Nessuno l’aveva mai chiamato così. O almeno, non aveva mai impregnato di così tanto affetto quelle parole. Era come se le stesse udendo per la prima volta, era come se, essendo pronunciate da Merlin, avessero una sfumatura del tutto nuova, carica di un amore che fino ad adesso Arthur non aveva mai ricevuto, o sperimentato.
Merlin si aprì in un sorriso tutto fossette, mentre si avvicinava al suo viso per baciargli via quell’espressione sorpresa. “Visto?” Sussurrò, prima di baciarlo di nuovo. “Questo è il modo giusto per chiamare chi ami con un nomignolo.”
E mentre Arthur rispondeva ad ogni bacio che Merlin gli dava, non riusciva a pensare ad altro che non fosse la verità di quelle parole e il fatto che quel nomignolo avesse un potere immenso sul suo cuore.



*



Arthur fissava la porta di casa di Hunith.
Aveva guidato mezz’ora, per arrivare lì. Merlin, avendo notato il suo nervosismo, si era offerto di guidare al suo posto, ma Arthur sapeva che se avesse avuto qualcosa da fare in quel lasso di tempo sarebbe stato più facile distrarsi dall’imminente incontro.
E ok che Merlin gli aveva assicurato che lui a Hunith piaceva, ma si erano sempre incontrati quando lui era solo un amico di Merlin.
E se a Hunith non piacesse Arthur-fidanzato? Se lo trovasse irritante? Spocchioso? Inadatto a Merlin?
Le sue mani stavano sudando. Le passò sui jeans. Stava per farlo una seconda volta, giusto per essere sicuro che fossero asciutte, quando Merlin ne afferrò una e fece intrecciare le loro dita.
Improvvisamente si rilassò. E riprese a respirare correttamente – non si era nemmeno reso conto di aver trattenuto il fiato fino a quando non aveva espirato rumorosamente.
“Andrà tutto bene.”
“Come fai ad esserne sicuro? Magari cambia idea e non le piaccio più.”
Merlin gli lasciò un bacio sulla guancia. “Le piaci. Mi rendi felice, quindi le piaci. A lei basta questo. Che io sia felice.”
Arthur arrossì lievemente e annuì. Dopo un istante, Merlin suonò il campanello.
Hunith aprì immediatamente, accogliendoli con un enorme, solare, sorriso. I suoi occhi erano identici a quelli di Merlin, notò Arthur, mentre i suoi capelli scuri erano raccolti in uno chignon disordinato e tenuti fermi il più possibile da una bandana rosa che le copriva leggermente la fronte. Indossava un paio di jeans e un maglione beige e profumava di lavanda.
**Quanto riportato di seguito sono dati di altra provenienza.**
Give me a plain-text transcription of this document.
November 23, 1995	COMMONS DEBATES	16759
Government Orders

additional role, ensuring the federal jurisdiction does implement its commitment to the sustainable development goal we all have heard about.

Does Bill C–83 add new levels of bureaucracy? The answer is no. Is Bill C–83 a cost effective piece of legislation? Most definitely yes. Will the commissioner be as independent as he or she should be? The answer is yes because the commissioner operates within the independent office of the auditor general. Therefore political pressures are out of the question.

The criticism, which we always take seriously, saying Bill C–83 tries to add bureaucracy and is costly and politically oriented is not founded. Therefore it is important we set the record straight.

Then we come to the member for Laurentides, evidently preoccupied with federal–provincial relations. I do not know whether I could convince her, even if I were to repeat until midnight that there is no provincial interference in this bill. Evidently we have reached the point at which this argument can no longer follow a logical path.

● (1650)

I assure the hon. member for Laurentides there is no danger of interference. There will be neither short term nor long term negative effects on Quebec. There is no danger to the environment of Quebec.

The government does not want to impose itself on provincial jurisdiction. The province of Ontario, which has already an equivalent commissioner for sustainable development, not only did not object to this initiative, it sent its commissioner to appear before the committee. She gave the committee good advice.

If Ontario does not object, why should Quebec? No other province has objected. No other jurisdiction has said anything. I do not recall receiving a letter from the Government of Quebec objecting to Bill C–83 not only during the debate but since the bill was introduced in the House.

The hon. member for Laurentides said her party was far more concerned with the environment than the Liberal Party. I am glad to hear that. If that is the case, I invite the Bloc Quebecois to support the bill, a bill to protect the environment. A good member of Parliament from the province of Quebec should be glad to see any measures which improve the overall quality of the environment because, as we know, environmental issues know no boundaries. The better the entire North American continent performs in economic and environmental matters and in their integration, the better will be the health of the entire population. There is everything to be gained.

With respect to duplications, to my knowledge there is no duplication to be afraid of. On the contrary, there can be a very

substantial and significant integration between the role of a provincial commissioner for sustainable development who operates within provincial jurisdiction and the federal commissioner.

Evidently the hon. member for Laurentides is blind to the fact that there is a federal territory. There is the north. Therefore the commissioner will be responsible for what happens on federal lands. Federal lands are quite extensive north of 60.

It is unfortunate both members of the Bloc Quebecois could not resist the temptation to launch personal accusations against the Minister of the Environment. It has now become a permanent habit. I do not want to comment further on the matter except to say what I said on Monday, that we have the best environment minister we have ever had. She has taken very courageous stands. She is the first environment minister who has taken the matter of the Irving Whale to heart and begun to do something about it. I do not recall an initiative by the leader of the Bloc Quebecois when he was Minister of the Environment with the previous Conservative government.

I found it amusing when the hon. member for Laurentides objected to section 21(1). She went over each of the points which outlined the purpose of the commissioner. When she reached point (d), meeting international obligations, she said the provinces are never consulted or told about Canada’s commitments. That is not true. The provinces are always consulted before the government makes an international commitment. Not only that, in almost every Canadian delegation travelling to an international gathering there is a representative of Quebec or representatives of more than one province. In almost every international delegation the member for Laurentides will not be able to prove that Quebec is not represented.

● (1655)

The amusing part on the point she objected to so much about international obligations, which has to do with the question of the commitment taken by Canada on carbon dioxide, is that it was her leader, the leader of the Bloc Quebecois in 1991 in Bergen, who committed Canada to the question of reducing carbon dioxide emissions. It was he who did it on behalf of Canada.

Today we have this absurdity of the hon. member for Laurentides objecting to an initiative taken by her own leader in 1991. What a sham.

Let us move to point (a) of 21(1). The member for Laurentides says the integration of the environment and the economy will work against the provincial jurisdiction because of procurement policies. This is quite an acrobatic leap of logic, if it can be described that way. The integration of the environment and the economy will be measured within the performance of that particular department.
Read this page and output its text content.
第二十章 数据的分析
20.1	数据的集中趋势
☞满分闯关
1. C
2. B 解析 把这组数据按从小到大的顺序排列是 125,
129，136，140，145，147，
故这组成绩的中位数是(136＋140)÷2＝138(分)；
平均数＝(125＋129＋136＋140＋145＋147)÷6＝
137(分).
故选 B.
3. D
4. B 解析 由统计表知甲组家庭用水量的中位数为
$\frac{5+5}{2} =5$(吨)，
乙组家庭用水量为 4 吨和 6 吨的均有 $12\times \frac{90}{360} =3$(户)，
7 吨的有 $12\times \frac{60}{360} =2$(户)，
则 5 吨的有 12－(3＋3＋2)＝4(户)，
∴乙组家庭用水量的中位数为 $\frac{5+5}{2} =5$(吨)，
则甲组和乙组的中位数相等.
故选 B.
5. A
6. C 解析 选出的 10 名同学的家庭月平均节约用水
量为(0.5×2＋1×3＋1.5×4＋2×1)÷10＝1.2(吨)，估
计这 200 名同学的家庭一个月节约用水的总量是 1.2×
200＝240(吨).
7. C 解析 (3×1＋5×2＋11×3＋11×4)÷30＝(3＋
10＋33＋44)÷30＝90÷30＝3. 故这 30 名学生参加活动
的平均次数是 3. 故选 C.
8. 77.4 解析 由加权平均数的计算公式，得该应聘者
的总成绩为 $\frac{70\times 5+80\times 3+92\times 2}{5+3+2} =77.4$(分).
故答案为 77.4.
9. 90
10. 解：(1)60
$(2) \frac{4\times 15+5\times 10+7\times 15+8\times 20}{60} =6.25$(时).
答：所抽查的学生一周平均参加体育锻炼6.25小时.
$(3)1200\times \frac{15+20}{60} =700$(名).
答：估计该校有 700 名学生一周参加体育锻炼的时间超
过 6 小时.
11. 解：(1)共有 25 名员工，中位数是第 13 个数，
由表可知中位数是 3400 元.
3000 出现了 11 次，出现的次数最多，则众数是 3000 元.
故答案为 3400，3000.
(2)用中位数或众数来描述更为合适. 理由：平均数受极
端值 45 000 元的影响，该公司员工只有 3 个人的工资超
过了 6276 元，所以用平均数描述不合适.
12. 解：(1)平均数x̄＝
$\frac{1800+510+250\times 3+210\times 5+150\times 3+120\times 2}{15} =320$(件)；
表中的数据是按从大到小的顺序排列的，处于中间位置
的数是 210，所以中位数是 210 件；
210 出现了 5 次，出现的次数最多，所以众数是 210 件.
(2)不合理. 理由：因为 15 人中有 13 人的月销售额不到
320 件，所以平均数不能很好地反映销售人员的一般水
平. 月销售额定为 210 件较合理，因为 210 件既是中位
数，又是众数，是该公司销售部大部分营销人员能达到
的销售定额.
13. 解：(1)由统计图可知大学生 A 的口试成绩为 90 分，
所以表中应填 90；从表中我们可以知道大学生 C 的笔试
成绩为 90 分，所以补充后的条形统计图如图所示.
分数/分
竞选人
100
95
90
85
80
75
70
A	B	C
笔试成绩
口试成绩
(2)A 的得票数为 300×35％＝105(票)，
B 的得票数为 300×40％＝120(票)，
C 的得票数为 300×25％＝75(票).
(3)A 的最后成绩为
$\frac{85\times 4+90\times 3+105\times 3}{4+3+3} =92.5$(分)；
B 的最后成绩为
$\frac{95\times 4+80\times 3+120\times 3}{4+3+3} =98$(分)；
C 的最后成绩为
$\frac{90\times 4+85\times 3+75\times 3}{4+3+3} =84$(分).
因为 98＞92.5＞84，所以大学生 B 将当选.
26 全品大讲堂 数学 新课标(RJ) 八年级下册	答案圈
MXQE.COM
“Arthur!” Esclamò, prima di abbracciarlo. Il ragazzo dovette chinarsi un po’ per ricambiare la stretta, dal momento che la donna era più bassa di lui. “Mi fa piacere che tu sia qui.”
“Grazie per avermi invitato.”
“Già,” Intervenne Merlin, abbracciando la madre quando, in un secondo momento, si sporse verso di lui. “Ha persino voluto fare il ruffiano e portarti una torta.”
“Merlin!” Esclamò Arthur a denti stretti, guardandolo malissimo.
“Oh, non preoccuparti caro, io penso che il tuo sia stato un pensiero molto dolce. E mi piacciono le torte, quindi grazie.” Affermò, decisa, prendendo la torta che le veniva porta da Merlin – inizialmente, Arthur aveva preferito non tenerla a causa delle sue mani sudate e instabili.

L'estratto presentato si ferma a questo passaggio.